As executive director of Cheetah Conservation Botswana, an organization that began in 2003, Klein discussed recent accomplishments made in preventing further species decline. Education about cheetahs was at the forefront.
“Cheetahs are one of the world’s most threatened large cats today,” Klein said. “Their populations have halved in just a few decades.”
Cheetahs today are found mainly in Iran and in eastern and southern Africa, with Botswana located in the middle of southern Africa. Over the last hundred years, cheetahs have decreased in population by 90 percent.
In 1900, the cheetah population was estimated at 100,000. Today there are less than 10,000, according to the Cheetah Conservation Fund.
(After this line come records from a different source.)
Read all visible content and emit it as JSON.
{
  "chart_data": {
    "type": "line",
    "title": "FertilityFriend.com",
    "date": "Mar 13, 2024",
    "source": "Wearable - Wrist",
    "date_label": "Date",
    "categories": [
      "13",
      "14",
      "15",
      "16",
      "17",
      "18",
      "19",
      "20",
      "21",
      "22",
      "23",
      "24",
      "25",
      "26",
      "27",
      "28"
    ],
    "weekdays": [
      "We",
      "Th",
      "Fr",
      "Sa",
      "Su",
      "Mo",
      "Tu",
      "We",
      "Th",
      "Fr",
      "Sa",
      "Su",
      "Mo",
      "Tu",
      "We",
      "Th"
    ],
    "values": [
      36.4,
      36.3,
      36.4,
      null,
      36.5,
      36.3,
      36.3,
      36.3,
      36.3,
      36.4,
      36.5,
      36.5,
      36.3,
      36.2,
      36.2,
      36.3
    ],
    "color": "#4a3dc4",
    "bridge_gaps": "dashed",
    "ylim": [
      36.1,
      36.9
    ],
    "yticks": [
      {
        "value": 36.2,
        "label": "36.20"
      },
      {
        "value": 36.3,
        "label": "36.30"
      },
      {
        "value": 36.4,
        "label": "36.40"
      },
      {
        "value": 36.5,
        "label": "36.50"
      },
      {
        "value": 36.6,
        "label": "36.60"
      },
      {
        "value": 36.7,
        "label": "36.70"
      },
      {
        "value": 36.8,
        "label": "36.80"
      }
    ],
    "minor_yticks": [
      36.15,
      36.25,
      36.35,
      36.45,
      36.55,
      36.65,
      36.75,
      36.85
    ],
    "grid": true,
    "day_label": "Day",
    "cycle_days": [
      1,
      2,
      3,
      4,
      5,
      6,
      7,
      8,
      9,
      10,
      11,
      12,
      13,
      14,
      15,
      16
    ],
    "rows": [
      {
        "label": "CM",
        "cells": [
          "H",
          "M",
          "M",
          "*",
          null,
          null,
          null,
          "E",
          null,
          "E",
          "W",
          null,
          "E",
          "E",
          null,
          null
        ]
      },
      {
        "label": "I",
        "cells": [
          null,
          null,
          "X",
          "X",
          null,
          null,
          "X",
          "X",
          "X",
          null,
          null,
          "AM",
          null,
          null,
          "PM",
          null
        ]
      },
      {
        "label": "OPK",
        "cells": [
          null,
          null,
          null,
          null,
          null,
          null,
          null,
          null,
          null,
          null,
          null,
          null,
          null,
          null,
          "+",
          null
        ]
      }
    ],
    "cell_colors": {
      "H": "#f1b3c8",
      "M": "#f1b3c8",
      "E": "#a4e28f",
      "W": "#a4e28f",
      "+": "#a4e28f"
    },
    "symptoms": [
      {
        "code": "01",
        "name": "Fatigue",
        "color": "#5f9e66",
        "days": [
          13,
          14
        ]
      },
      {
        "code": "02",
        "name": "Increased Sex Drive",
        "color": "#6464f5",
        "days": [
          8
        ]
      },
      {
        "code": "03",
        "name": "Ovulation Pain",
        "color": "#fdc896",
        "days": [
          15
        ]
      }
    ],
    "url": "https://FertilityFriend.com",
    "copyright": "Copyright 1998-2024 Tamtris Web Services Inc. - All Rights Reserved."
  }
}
The decrease in number is a result of increasing human wildlife conflict, habitat loss and the illegal wildlife trade.
Today, Botswana is home to the second largest population of cheetahs in the world, with approximately 2,000 animals, which is about 20 percent of the world’s cheetahs. Namibia is home to the largest population.
Although about 21 percent of Botswana is wildlife protected, cheetahs roam outside the protected areas. With Botswana seeing increases in cattle and livestock since the 1960s, livestock owners who share the land with cheetahs consider the cats to be a threat to livestock and their livelihoods.
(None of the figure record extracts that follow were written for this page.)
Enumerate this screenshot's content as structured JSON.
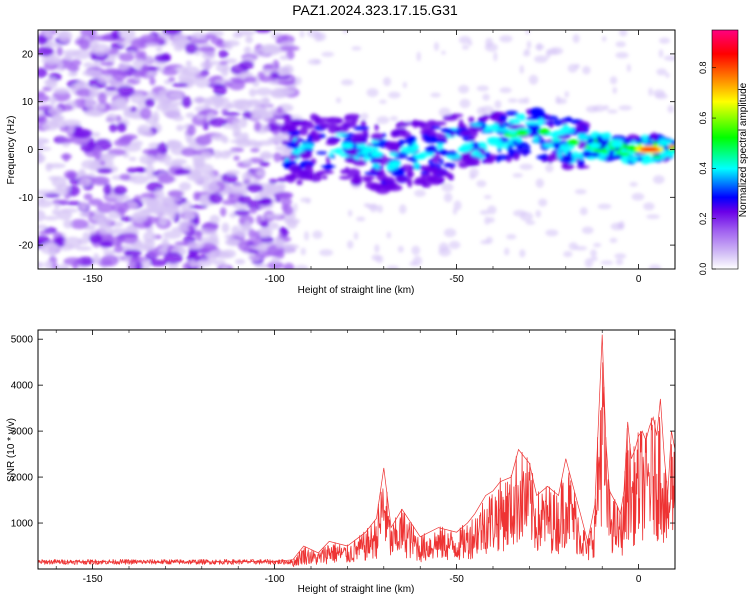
{
  "title": "PAZ1.2024.323.17.15.G31",
  "chart_data": [
    {
      "type": "heatmap",
      "xlabel": "Height of straight line (km)",
      "ylabel": "Frequency (Hz)",
      "xlim": [
        -165,
        10
      ],
      "ylim": [
        -25,
        25
      ],
      "xticks": [
        -150,
        -100,
        -50,
        0
      ],
      "yticks": [
        -20,
        -10,
        0,
        10,
        20
      ],
      "colorbar": {
        "label": "Normalized spectral amplitude",
        "range": [
          0.0,
          0.95
        ],
        "ticks": [
          "0.0",
          "0.2",
          "0.4",
          "0.6",
          "0.8"
        ],
        "colormap": [
          "#ffffff",
          "#d6c4f6",
          "#a060f0",
          "#6a00e8",
          "#0000ff",
          "#00ffff",
          "#00ff00",
          "#ffff00",
          "#ff7f00",
          "#ff0000",
          "#ff0080"
        ]
      },
      "ridge": [
        {
          "x": -95,
          "y": 0
        },
        {
          "x": -80,
          "y": 0.5
        },
        {
          "x": -70,
          "y": -2
        },
        {
          "x": -60,
          "y": -1
        },
        {
          "x": -50,
          "y": 1
        },
        {
          "x": -40,
          "y": 2.5
        },
        {
          "x": -30,
          "y": 4
        },
        {
          "x": -20,
          "y": 1.5
        },
        {
          "x": -10,
          "y": 0.5
        },
        {
          "x": 0,
          "y": 0
        },
        {
          "x": 10,
          "y": 0.5
        }
      ],
      "peak": {
        "x": 3,
        "y": 0,
        "value": 0.95
      }
    },
    {
      "type": "line",
      "xlabel": "Height of straight line (km)",
      "ylabel": "SNR (10 * v/v)",
      "xlim": [
        -165,
        10
      ],
      "ylim": [
        0,
        5200
      ],
      "xticks": [
        -150,
        -100,
        -50,
        0
      ],
      "yticks": [
        1000,
        2000,
        3000,
        4000,
        5000
      ],
      "series": [
        {
          "color": "#ee3333",
          "x": [
            -165,
            -150,
            -140,
            -130,
            -120,
            -110,
            -100,
            -95,
            -92,
            -88,
            -85,
            -80,
            -75,
            -72,
            -70,
            -68,
            -65,
            -60,
            -55,
            -50,
            -47,
            -45,
            -42,
            -40,
            -38,
            -35,
            -33,
            -30,
            -28,
            -25,
            -22,
            -20,
            -18,
            -16,
            -14,
            -12,
            -10,
            -9,
            -8,
            -6,
            -5,
            -4,
            -3,
            -2,
            -1,
            0,
            1,
            2,
            3,
            4,
            5,
            6,
            7,
            8,
            9,
            10
          ],
          "y": [
            150,
            160,
            150,
            155,
            150,
            160,
            165,
            200,
            500,
            350,
            600,
            500,
            800,
            1100,
            2200,
            900,
            1300,
            700,
            900,
            800,
            1000,
            1200,
            1600,
            1700,
            1900,
            2000,
            2600,
            2300,
            1600,
            1800,
            1600,
            2400,
            1800,
            1200,
            600,
            1400,
            5100,
            2800,
            1700,
            1400,
            1200,
            1700,
            3200,
            2400,
            2600,
            2900,
            3000,
            2800,
            3100,
            3300,
            2900,
            3700,
            2500,
            1600,
            3000,
            2600
          ]
        }
      ]
    }
  ]
}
As a result, retaliatory killings have threatened the already vulnerable cheetah population. By working with communities and governments to present alternatives to killing or selling the cats, CCB has created a brighter future for the cheetah.
One of the challenges in the Kalahari Desert region of Botswana is ensuring the coexistence between people and wildlife. The CCB does this by educating people about the low numbers of cheetahs left and informing them that Botswana is home to one of the largest cheetah populations in the world.
The organization’s efforts include scientific research to gain knowledge about cheetah behavior that can be shared with local farmers. Other methods include teaching farmers about livestock management and animal enclosures.
“There is a lack of knowledge about these elusive cats,” Klein said.
Another program the organization participates in is a livestock guard dog program that trains local dogs to ward off predators. Bush camps for several days are also hosted to educate teachers and students about conservation practices for future generations.
While Botswana may have the second largest population of cheetahs in the world, Wildlife Safari has the second most prolific captive breeding program in the world. To date, Wildlife Safari has had 201 cheetah cubs born at the park.
As partners, Wildlife Safari donated $1,000 to the CCB Tuesday to assist with its cheetah conservation efforts.